Self-Care and Resources

The caring for and worrying about a loved one who has attempted suicide is exhausting. It is certainly stressful. Sometimes that stress can even turn to resentment towards your loved one. Again, these feelings are normal and this may be a sign that you need to also make sure that your own needs are being met. You might find it helpful to get some counseling for yourself to help you cope with the stress and worry you are always feeling. It can be extremely helpful to discuss your thoughts and feelings with an impartial 3rd party who is knowledgeable about suicide, warning signs, and the stress that family members of depressed people deal with. You might find that a few sessions is all you need to refresh yourself; you do not have to feel that you are committing yourself to a weekly appointment indefinitely. The following are some ideas of where to get some emotional relief from the stress.

  • Check to see if your employer (or your spouse’s or parent’s) offers an EAP (Employee Assistance Program) benefit. Through many companies you can get a few counseling sessions with a qualified clinician completely free of cost. It might be just the amount of counseling you need to feel emotional refreshed. If you do not have that available, call your insurance provider to find out about your mental health benefits and to get referrals to clinicians in your area. If you do not have insurance right now, go to nmha.org/go/find_therapy to see if one of those resources can assist you in finding care in your area.
  • If individual counseling does not sound like it would be a good fit for you – maybe you would find a support group more helpful. Support groups can be run by professionals or simply another person who has had the same experience you are having right now.
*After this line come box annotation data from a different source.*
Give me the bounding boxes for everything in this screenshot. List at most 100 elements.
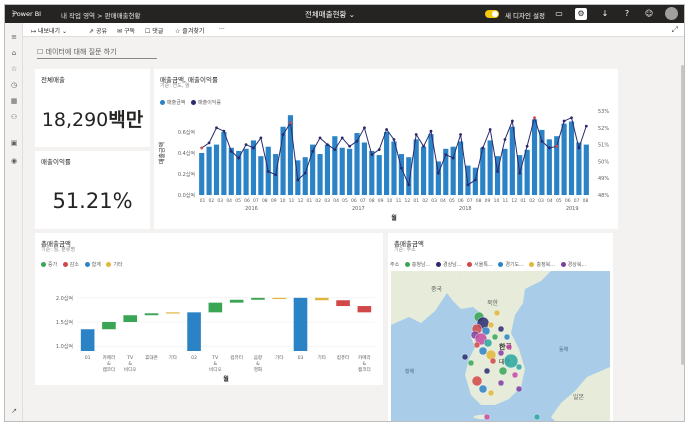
new-design-toggle[interactable] <box>485 10 499 18</box>
comment-button[interactable]: ☐ 댓글 <box>145 28 164 35</box>
margin-point <box>266 170 270 173</box>
sales-bar <box>502 148 508 195</box>
sales-bar <box>258 156 264 195</box>
sales-bar <box>310 144 316 195</box>
menu-icon[interactable]: ≡ <box>11 33 17 41</box>
app-launcher-icon[interactable]: ⋮ <box>9 9 17 18</box>
qa-underline <box>37 58 157 59</box>
legend-dot-other <box>106 262 112 267</box>
map-bubble <box>511 371 519 379</box>
waterfall-subtitle: 기준: 월, 분류명 <box>41 247 76 253</box>
map-land-china <box>391 271 461 325</box>
report-title[interactable]: 전체매출현황 ⌄ <box>305 10 356 19</box>
margin-point <box>244 143 248 146</box>
margin-point <box>252 146 255 150</box>
margin-point <box>540 139 544 143</box>
waterfall-chart-card[interactable]: 총매출금액 기준: 월, 분류명 증가 감소 합계 기타 2.0십억 1.5십억 1… <box>35 233 383 385</box>
favorites-star-icon[interactable]: ☆ <box>10 65 18 73</box>
combo-chart-subtitle: 기준: 연도, 월 <box>160 83 190 89</box>
waterfall-x-tick-label: 캠코더 <box>103 366 116 373</box>
sales-bar <box>546 139 552 195</box>
map-bubble <box>503 353 519 369</box>
y-right-tick-label: 48% <box>598 193 609 199</box>
expand-icon[interactable]: ⤢ <box>671 25 678 34</box>
my-workspace-icon[interactable]: ◉ <box>10 157 18 165</box>
x-tick-label: 02 <box>208 198 214 204</box>
waterfall-x-tick-label: 카메라 <box>103 354 116 361</box>
margin-point <box>399 166 403 170</box>
sales-bar <box>398 154 404 195</box>
total-sales-value: 18,290백만 <box>41 109 144 131</box>
workspaces-icon[interactable]: ▣ <box>10 139 18 147</box>
sales-bar <box>443 148 449 195</box>
total-sales-card[interactable]: 전체매출 18,290백만 <box>35 69 150 147</box>
subscribe-button[interactable]: ✉ 구독 <box>117 28 135 35</box>
waterfall-bar <box>229 299 244 303</box>
x-tick-label: 04 <box>547 198 553 204</box>
x-tick-label: 09 <box>485 198 491 204</box>
notification-icon[interactable]: ▭ <box>555 9 563 18</box>
sales-bar <box>517 155 523 195</box>
shared-icon[interactable]: ⚇ <box>10 113 18 121</box>
legend-label-decrease: 감소 <box>69 262 79 268</box>
x-tick-label: 02 <box>315 198 321 204</box>
map-bubble <box>497 349 505 357</box>
sales-bar <box>524 149 530 195</box>
sales-margin-chart-card[interactable]: 매출금액, 매출이익률 기준: 연도, 월 매출금액 매출이익률 0.6십억 0.… <box>154 69 618 229</box>
scrollbar[interactable] <box>681 65 684 365</box>
download-icon[interactable]: ↓ <box>601 9 609 18</box>
waterfall-x-tick-label: 컴퓨터 <box>230 354 243 361</box>
avatar[interactable] <box>665 7 678 20</box>
margin-point <box>215 126 218 130</box>
x-tick-label: 06 <box>244 198 250 204</box>
favorite-button[interactable]: ☆ 즐겨찾기 <box>175 28 205 35</box>
home-icon[interactable]: ⌂ <box>11 49 17 57</box>
legend-label-other: 기타 <box>113 262 123 268</box>
more-options-button[interactable]: ··· <box>219 26 225 33</box>
recent-clock-icon[interactable]: ◷ <box>10 81 18 89</box>
map-bubble <box>473 341 481 349</box>
x-year-label: 2016 <box>245 206 258 212</box>
waterfall-x-tick-label: & <box>214 361 218 367</box>
help-icon[interactable]: ? <box>624 9 630 18</box>
breadcrumb[interactable]: 내 작업 영역 > 판매매출현황 <box>61 12 141 20</box>
map-bubble <box>515 363 523 371</box>
combo-chart-title: 매출금액, 매출이익률 <box>160 76 218 84</box>
map-label-japan: 일본 <box>573 393 585 401</box>
top-bar: ⋮ Power BI 내 작업 영역 > 판매매출현황 전체매출현황 ⌄ 새 디… <box>5 5 684 23</box>
x-tick-label: 08 <box>262 198 268 204</box>
waterfall-bar <box>314 297 329 301</box>
waterfall-y-tick-label: 1.0십억 <box>56 343 73 350</box>
x-tick-label: 02 <box>422 198 428 204</box>
waterfall-bar <box>357 306 372 313</box>
sales-bar <box>213 144 220 195</box>
qa-input[interactable]: ☐ 데이터에 대해 질문 하기 <box>37 48 117 56</box>
legend-dot-region-1 <box>404 262 410 267</box>
sales-bar <box>480 147 486 195</box>
brand-label[interactable]: Power BI <box>13 10 42 18</box>
y-left-tick-label: 0.0십억 <box>178 192 195 199</box>
export-button[interactable]: ↦ 내보내기 ⌄ <box>31 28 67 35</box>
x-tick-label: 11 <box>502 198 508 204</box>
sales-bar <box>435 161 441 195</box>
map-bubble <box>483 338 493 348</box>
apps-icon[interactable]: ▦ <box>10 97 18 105</box>
map-bubble <box>478 384 488 394</box>
waterfall-bar <box>102 322 116 330</box>
profit-rate-card[interactable]: 매출이익률 51.21% <box>35 151 150 229</box>
map-label-korea: 한국 <box>499 342 512 351</box>
waterfall-x-axis-label: 월 <box>223 375 229 383</box>
legend-dot-increase <box>41 262 46 267</box>
x-tick-label: 05 <box>449 198 455 204</box>
share-button[interactable]: ⇗ 공유 <box>89 28 107 35</box>
feedback-icon[interactable]: ☺ <box>644 9 654 18</box>
margin-point <box>429 129 433 133</box>
legend-label-sales: 매출금액 <box>167 100 186 106</box>
sales-bar <box>406 157 412 195</box>
waterfall-x-tick-label: 휴대폰 <box>145 354 158 361</box>
map-legend-title: 주소 <box>390 262 400 268</box>
legend-dot-region-4 <box>498 262 504 267</box>
map-chart-card[interactable]: 총매출금액 기준: 주소 주소 충청남... 경상남... 서울특... 경기도… <box>388 233 613 421</box>
settings-gear-icon[interactable]: ⚙ <box>575 8 587 20</box>
open-link-icon[interactable]: ↗ <box>11 407 17 415</box>
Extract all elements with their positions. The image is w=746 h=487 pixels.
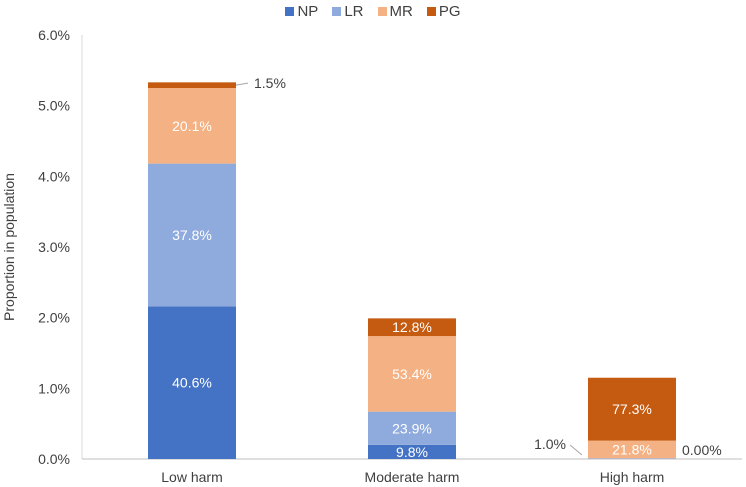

You can find one by: searching for your local Mental Health America affiliate at nmha.org/farcry/go/searchMHA and then calling to locate the kind of group you need; or you can also call the National Alliance on Mental Illness at (800) 950-NAMI (6264) and they can refer you to your local chapter who can assist in finding an appropriate group. Active duty military, national guard and reservists as well as their dependents, can also contact Military One Source at (800) 342-9647 or www.militaryonesource.com. Alternatively, there are many online support groups you can find by doing a Google search. The National Suicide Prevention Hotline website has a special page (www.lifeline-gallery.org) designated for personal stories by those who have attempted suicide as well as those who love them.

It is important not to allow your concern for your loved one consume you; you need to show yourself as much care and concern you give them. Maybe if they see you reaching out to help yourself – they will be more inclined to do it themselves. You both deserve to feel better. Suicidal thinking and acts typically occur within crisis situations, and crises can be resolved. A hopeful attitude is often realistic as well as therapeutic.